Post-popperian philosophy of science: the very basis of philosophy of science has changed with three fundamentals pillers: focus on the context of justification rather than the context of discovery, a sheered experiential reality which is the common ground for comparing competing theories, and science can progress or regress.
According to post-popperian philosophy of science, there is not a shared experiential reality, each theory frames the world in different ways, and theories cannot be reciprocally compared because every theory frames the world in different ways.
Post-popperian philosophy of science focuses on the context of discovery, rather than the context of justification, and favors historical, psychological, and sociological factors over logical-methodological factors.
Incommensurability is when two theories are said to be commensurable if the claims of the one can be framed in the language of the other, and when two theories are incommensurable there may be no neutral standpoint from which to make an objective assessment of the merits of the one versus those of the other.
Kuhn argued that insufficient attention to the history of science had led the logical empiricists to form an inaccurate and naive picture of the scientific enterprise.
Kuhn defined a paradigm as universally recognized scientific achievements that for a time provide model problems and solutions to a community of practitioners.
A conceptual schema connected to an implicit understanding of every perceptual experience means something less than metaphysical background and more than theoretical.
Normal science, according to Kuhn, is the activity in which most scientists inevitably spend most all their time, is predicated on the assumption that the scientific community knows what the world is like.
The man who embraces a new paradigm must have faith that the new one will succeed with the many large problems that confront it, knowing only that the older paradigm has failed with a few.
If anomalies increase in numbers a paradigm shift may occur, a new paradigm is adopted, which can solve such anomalies so we enter in a phase of extraordinary science (not normal anymore) that leads to a scientific revolution which leads to a new paradigm.
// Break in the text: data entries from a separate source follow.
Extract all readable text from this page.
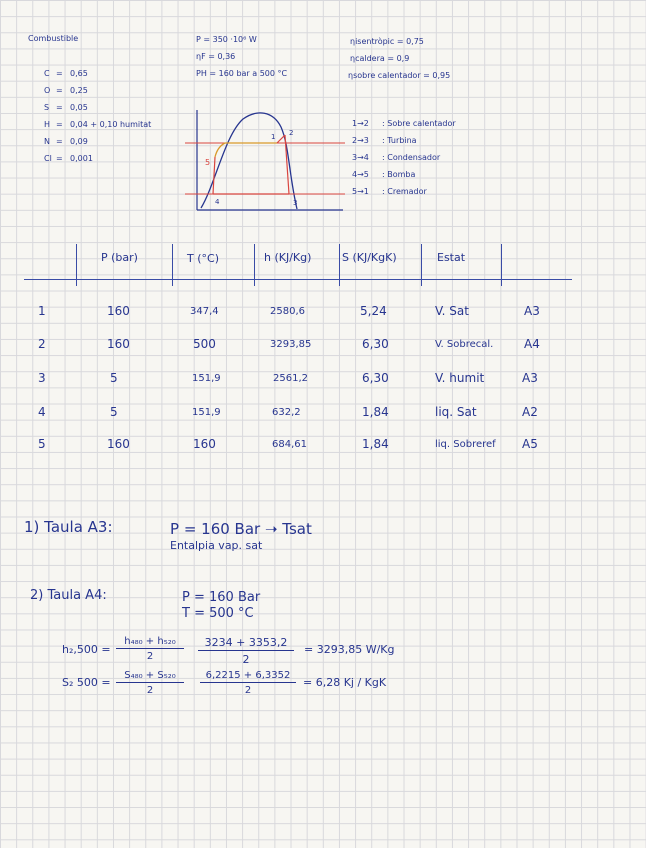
Combustible
C = 0,65
O = 0,25
S = 0,05
H = 0,04 + 0,10 humitat
N = 0,09
Cl = 0,001
P = 350 ·10⁶ W
ηF = 0,36
PH = 160 bar a 500 °C
ηisentròpic = 0,75
ηcaldera = 0,9
ηsobre calentador = 0,95
1→2 : Sobre calentador
2→3 : Turbina
3→4 : Condensador
4→5 : Bomba
5→1 : Cremador
1 2
3
4
5
P (bar)	T (°C)	h (KJ/Kg)	S (KJ/KgK)	Estat
1	160	347,4	2580,6	5,24	V. Sat	A3
2	160	500	3293,85	6,30	V. Sobrecal.	A4
3	5	151,9	2561,2	6,30	V. humit	A3
4	5	151,9	632,2	1,84	liq. Sat	A2
5	160	160	684,61	1,84	liq. Sobreref A5
1) Taula A3:	P = 160 Bar ➝ Tsat
Entalpia vap. sat
2) Taula A4:	P = 160 Bar
T = 500 °C
$h_2,500 = \frac{\text{h₄₈₀ + h₅₂₀}}{2} \frac{3234 + 3353,2}{2} = 3293,85$ W/Kg
S₂ $500 = \frac{\text{S₄₈₀ + S₅₂₀}}{2} \frac{6,2215 + 6,3352}{2} = 6,28$ Kj / KgK
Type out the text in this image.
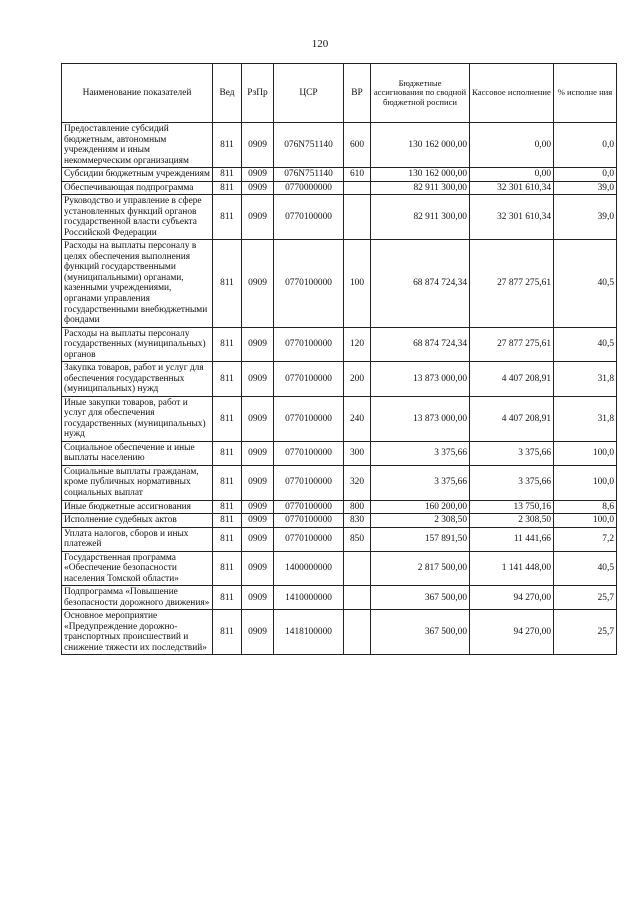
120
Наименование показателей	Вед	РзПр	ЦСР	ВР	Бюджетные ассигнования по сводной бюджетной росписи	Кассовое исполнение	% исполне ния
Предоставление субсидий бюджетным, автономным учреждениям и иным некоммерческим организациям	811	0909	076N751140	600	130 162 000,00	0,00	0,0
Субсидии бюджетным учреждениям	811	0909	076N751140	610	130 162 000,00	0,00	0,0
Обеспечивающая подпрограмма	811	0909	0770000000		82 911 300,00	32 301 610,34	39,0
Руководство и управление в сфере установленных функций органов государственной власти субъекта Российской Федерации	811	0909	0770100000		82 911 300,00	32 301 610,34	39,0
Расходы на выплаты персоналу в целях обеспечения выполнения функций государственными (муниципальными) органами, казенными учреждениями, органами управления государственными внебюджетными фондами	811	0909	0770100000	100	68 874 724,34	27 877 275,61	40,5
Расходы на выплаты персоналу государственных (муниципальных) органов	811	0909	0770100000	120	68 874 724,34	27 877 275,61	40,5
Закупка товаров, работ и услуг для обеспечения государственных (муниципальных) нужд	811	0909	0770100000	200	13 873 000,00	4 407 208,91	31,8
Иные закупки товаров, работ и услуг для обеспечения государственных (муниципальных) нужд	811	0909	0770100000	240	13 873 000,00	4 407 208,91	31,8
Социальное обеспечение и иные выплаты населению	811	0909	0770100000	300	3 375,66	3 375,66	100,0
Социальные выплаты гражданам, кроме публичных нормативных социальных выплат	811	0909	0770100000	320	3 375,66	3 375,66	100,0
Иные бюджетные ассигнования	811	0909	0770100000	800	160 200,00	13 750,16	8,6
Исполнение судебных актов	811	0909	0770100000	830	2 308,50	2 308,50	100,0
Уплата налогов, сборов и иных платежей	811	0909	0770100000	850	157 891,50	11 441,66	7,2
Государственная программа «Обеспечение безопасности населения Томской области»	811	0909	1400000000		2 817 500,00	1 141 448,00	40,5
Подпрограмма «Повышение безопасности дорожного движения»	811	0909	1410000000		367 500,00	94 270,00	25,7
Основное мероприятие «Предупреждение дорожно-транспортных происшествий и снижение тяжести их последствий»	811	0909	1418100000		367 500,00	94 270,00	25,7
Everything changes form a paradigm to an other, each paradigm has its own facts, there’s not a neutral shred experiential ground so when a paradigm changes also the observational language will change and different facts will emerge.
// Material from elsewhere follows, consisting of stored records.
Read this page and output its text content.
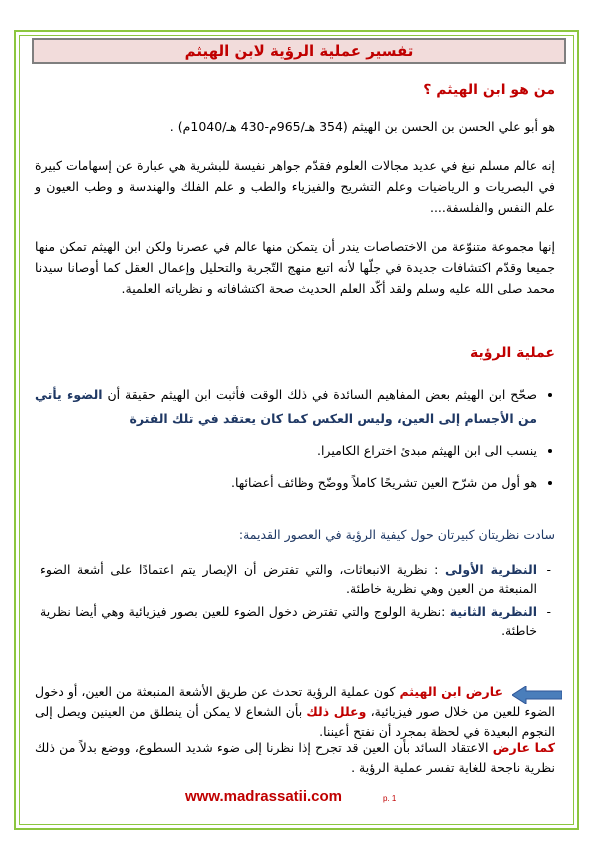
تفسير عملية الرؤية لابن الهيثم
من هو ابن الهيثم ؟
هو أبو علي الحسن بن الحسن بن الهيثم (354 هـ/965م-430 هـ/1040م) .
إنه عالم مسلم نبغ في عديد مجالات العلوم فقدّم جواهر نفيسة للبشرية هي عبارة عن إسهامات كبيرة في البصريات و الرياضيات وعلم التشريح والفيزياء والطب و علم الفلك والهندسة و وطب العيون و علم النفس والفلسفة....
إنها مجموعة متنوّعة من الاختصاصات يندر أن يتمكن منها عالم في عصرنا ولكن ابن الهيثم تمكن منها جميعا وقدّم اكتشافات جديدة في جلّها لأنه اتبع منهج التّجربة والتحليل وإعمال العقل كما أوصانا سيدنا محمد صلى الله عليه وسلم ولقد أكّد العلم الحديث صحة اكتشافاته و نظرياته العلمية.
عملية الرؤية
• صحّح ابن الهيثم بعض المفاهيم السائدة في ذلك الوقت فأثبت ابن الهيثم حقيقة أن الضوء يأتي من الأجسام إلى العين، وليس العكس كما كان يعتقد في تلك الفترة
• ينسب الى ابن الهيثم مبدئ اختراع الكاميرا.
• هو أول من شرّح العين تشريحًا كاملاً ووضّح وظائف أعضائها.
سادت نظريتان كبيرتان حول كيفية الرؤية في العصور القديمة:
- النظرية الأولى : نظرية الانبعاثات، والتي تفترض أن الإبصار يتم اعتمادًا على أشعة الضوء المنبعثة من العين وهي نظرية خاطئة.
- النظرية الثانية :نظرية الولوج والتي تفترض دخول الضوء للعين بصور فيزيائية وهي أيضا نظرية خاطئة.
عارض ابن الهيثم كون عملية الرؤية تحدث عن طريق الأشعة المنبعثة من العين، أو دخول الضوء للعين من خلال صور فيزيائية، وعلل ذلك بأن الشعاع لا يمكن أن ينطلق من العينين ويصل إلى النجوم البعيدة في لحظة بمجرد أن نفتح أعيننا.
كما عارض الاعتقاد السائد بأن العين قد تجرح إذا نظرنا إلى ضوء شديد السطوع، ووضع بدلاً من ذلك نظرية ناجحة للغاية تفسر عملية الرؤية .
www.madrassatii.com	p. 1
Competing paradigms cannot be compared, that is, they are incommensurable: there is not any neutral experiential ground on the basis of which we can evaluate the experiential ground to choose the best one.
The old paradigm couldn’t solve all the anomalies emerged, but the adopting of a new paradigm is based on the faith that it will be able to solve those anomalies.
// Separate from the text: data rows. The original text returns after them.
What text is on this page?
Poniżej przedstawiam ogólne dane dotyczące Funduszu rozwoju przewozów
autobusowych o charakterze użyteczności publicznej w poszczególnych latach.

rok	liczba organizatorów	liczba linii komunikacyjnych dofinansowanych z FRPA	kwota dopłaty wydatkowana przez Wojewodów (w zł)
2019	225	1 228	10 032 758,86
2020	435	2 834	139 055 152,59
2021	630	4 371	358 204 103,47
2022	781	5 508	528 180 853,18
The adoption of a new paradigm occurs like a gestalt switch: it means something like turn on/off the light -> we can’t see the faces and the vase (rabbit/duck) at the same time.
Science develops because of extra scientific factors like autobiography, personality ecc also nationality (being a researcher in a country rather than an other is very different).
Kuhn is more interested in the context of discovery in fact the factors leading to the adoption of a new paradigm ("conversion") are not logical or empirical, but psychological, historical, sociological in character (even chance has a role!).